Site icon hindi.revoi.in

‘India may become 3rd largest economy by 2030’

Social Share

Virendra Pandit

Mumbai: India is likely to emerge as the world’s third-largest economy by 2030, a leading think-tank said on Saturday.

The year 2020 has been bad to India as the United Kingdom pushed it back from the fifth (in 2019) to the sixth-largest economy. However, India will relegate the UK again to the sixth and race to emerge as the third-largest economy by 2030, media reported.

“India has been knocked off course somewhat through the impact of the pandemic. As a result, after overtaking the UK in 2019, the UK overtakes India again in this year’s forecasts and stays ahead till 2024 before India takes over again,” the London-based Centre for Economics and Business Research (CEBR) Ltd said in an annual report.

The UK may have overtaken India again in 2020 because of the weakness of the rupee. But the Indian economy will expand by 9 percent in 2021 and by 7 percent in 2022.

“This growth trajectory will see India become the world’s third-largest economy by 2030, overtaking the UK in 2025, Germany in 2027 and Japan in 2030,” it said.

It forecast that China will, in 2028, overtake the US to become the world’s biggest economy, five years earlier than previously estimated due to the contrasting recoveries of the two countries from the COVID-19 pandemic.

Japan would remain the world’s third-biggest economy, in dollar terms, until the early 2030s when it would be overtaken by India, pushing Germany down from fourth to fifth.

The CEBR said India’s economy had been losing momentum even before the shock delivered by the COVID-19 crisis. The rate of GDP growth sank to a more than the ten-year low of 4.2 percent in 2019, down from 6.1 percent the previous year and around half the 8.3 percent growth rate in 2016.

“Slowing growth has been a consequence of a confluence of factors including fragility in the banking system, adjustment to reforms, and a deceleration of global trade,” it said.

The COVID-19 pandemic, the think tank said, has been a human and an economic catastrophe for India, with more than 140,000 deaths recorded as of the middle of December 2020.

While this is the highest death toll outside of the US in absolute terms, it equates to around 10 deaths per 100,000, which is a significantly lower figure than has been seen in much of Europe and the Americas.

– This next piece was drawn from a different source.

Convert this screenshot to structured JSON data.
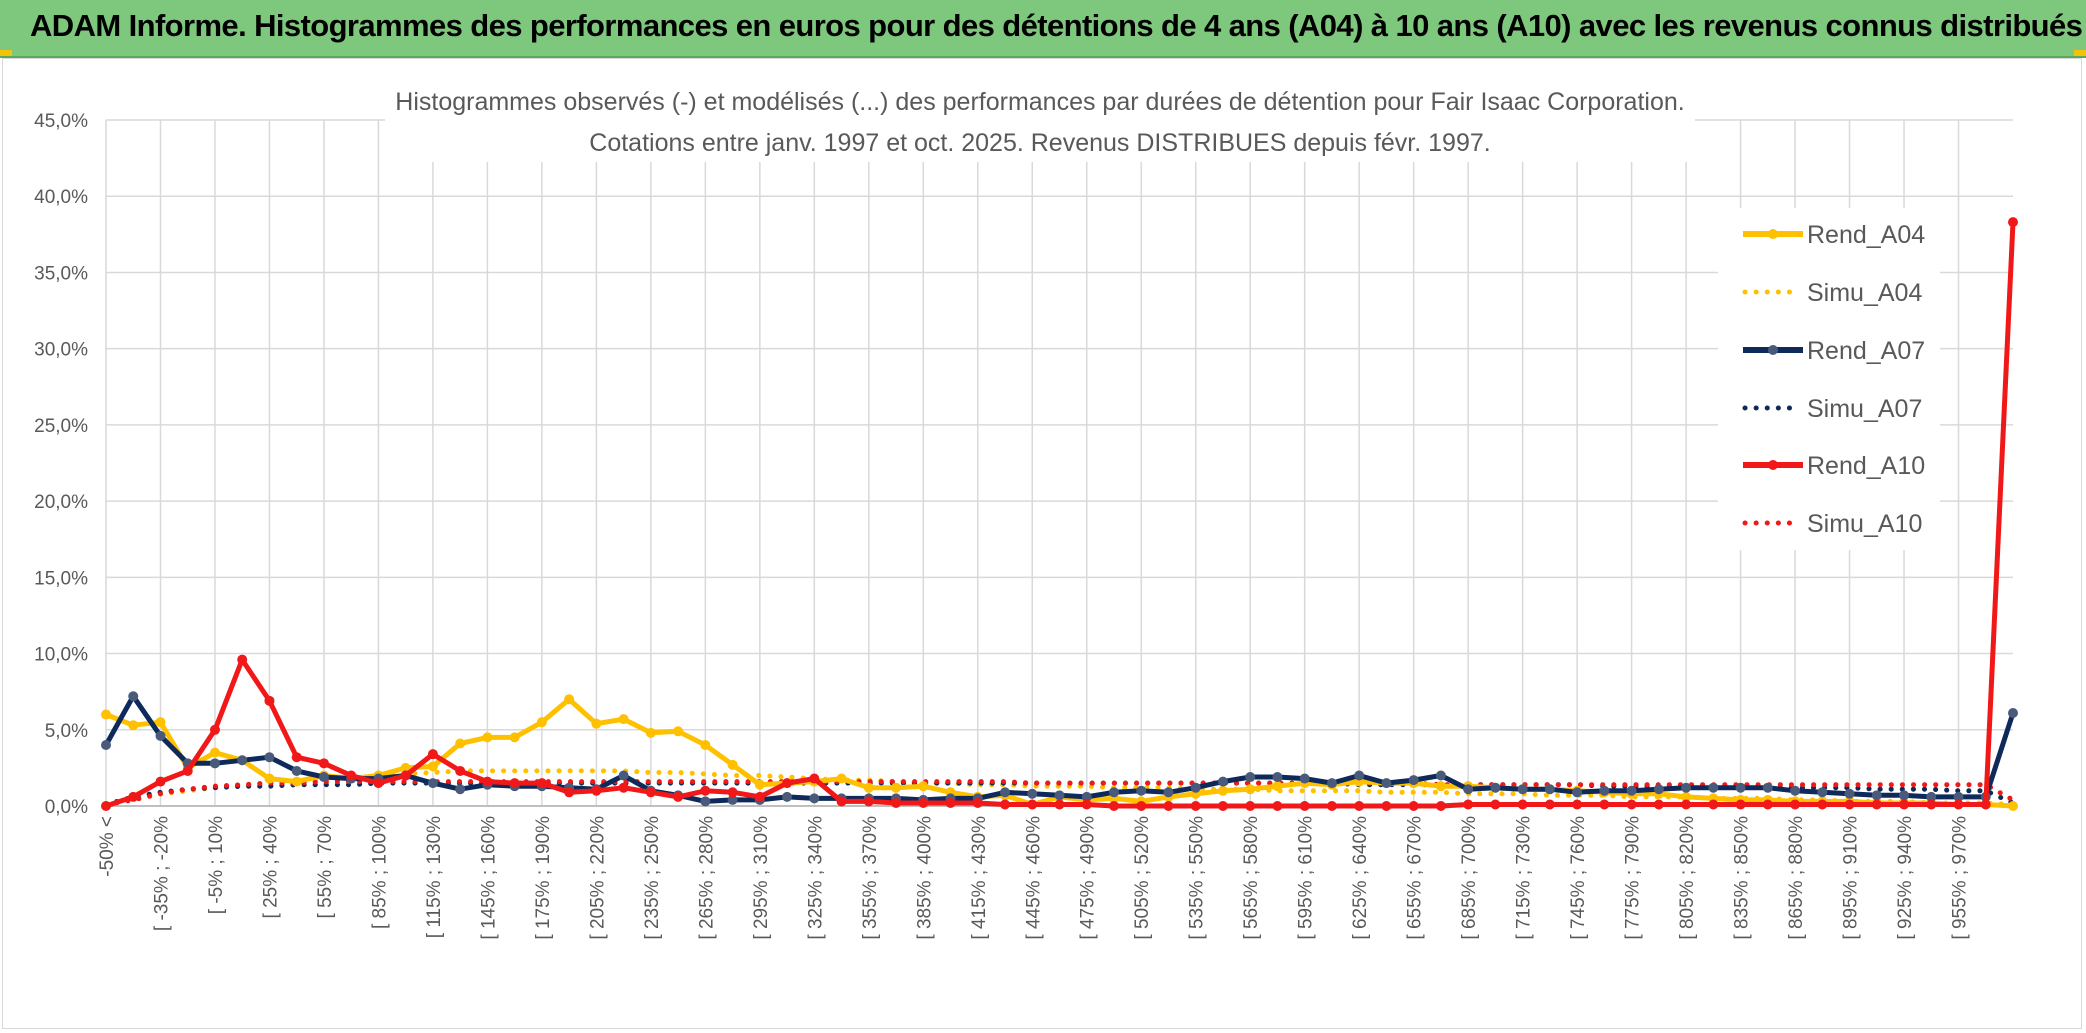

“GDP in Q2FY20 (April-June) was 23.9 percent below its 2019 level, indicating that nearly a quarter of the country’s economic activity was wiped out by the drying up of global demand and the collapse of domestic demand that accompanied the series of strict national lockdowns,” it said.

As restrictions were gradually lifted, many parts of the economy were able to spring back into action, although output remains well below pre-pandemic levels.

An important driver of India’s economic recovery thus far has been the agricultural sector, which has been buoyed by a bountiful harvest.

“The pace of the economic recovery will be inextricably linked to the development of the COVID-19 pandemic, both domestically and internationally,” it said.

As the manufacturer of the majority of the world’s vaccines and with a 42-year-old vaccination program that targets 55 million people each year, India is better placed than many other developing countries to roll out the vaccines successfully and efficiently next year.

“In the medium to long term, reforms such as the 2016 demonetization and more recently the controversial efforts to liberalize the agricultural sector can deliver economic benefits,” the think tank said.

However, with the majority of the Indian workforce employed in the agricultural sector, the reform process requires a delicate and gradual approach that balances the need for longer-term efficiency gains with the need to support incomes in the short-term.

The government’s stimulus spending in response to the COVID-19 crisis has been significantly more restrained than most other large economies, although the debt to GDP ratio did rise to 89 percent in 2020.

“The infrastructure bottlenecks that exist in India mean that investment in this area has the potential to unlock significant productivity gains. Therefore, the outlook for the economy going forwards will be closely related to the government’s approach to infrastructure spending,” it added.